The ferilla or firilla is a traditional fishing boat from Malta. It bears similarities to the dgħajsa tal-pass, but it is of stronger construction. The ferilla developed in the 17th century and it was common until about 1900. Some examples of this boat type still exist but they are rare.

==History==
The fishing boat which came to be known as the ferilla developed in the 17th century. At the time, it does not seem to have had a specific name, and the term ferilla referred to a type of small passenger boat which operated between Birgu and Senglea. By the 19th century, the fishing boat became known as the ferilla.

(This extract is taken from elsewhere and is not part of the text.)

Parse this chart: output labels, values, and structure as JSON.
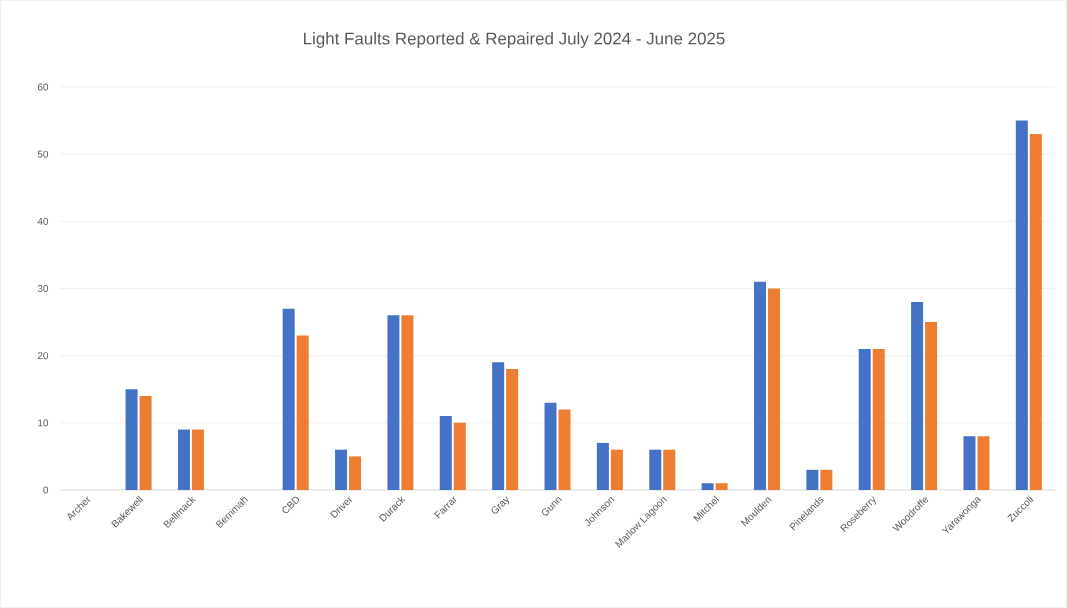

The ferilla tended to remain relatively close to land, initially due to fear of Barbary pirates. It was the most popular type of boat used by Maltese fishermen until around 1900. A few examples still survive in Marsaxlokk, St. Paul's Bay and possibly Gozo. There have been attempts to make replicas of this type of boat out of fibreglass.

The boat also participated in the annual rowing regatta held in the Grand Harbour on 8 September from 1822 until it was replaced by the frejgatina in 1935.

==Description==
The ferilla bears many similarities to the dgħajsa tal-pass, but it was more sturdy since it was not confined to sheltered harbours. It has a taller forestem and a higher freeboard than the dgħajsa. The bows of the ferilla usually depict the Eye of Horus.

The ferilla is usually less than 30 feet long, and it was equipped with both oars and sails with a sprit rig. The boats have removable washboards.

The ferilla is recognizable by its very tall fore stem and short aft stem, some examples carried a double layer of gunwhale (the area that rests above the tappiera, which is painted brown on today's boats). These boats carried a tarkija sail, a type of spritsail that has the foot of the yard resting on the bank il-lasta rather than being lashed to the mast.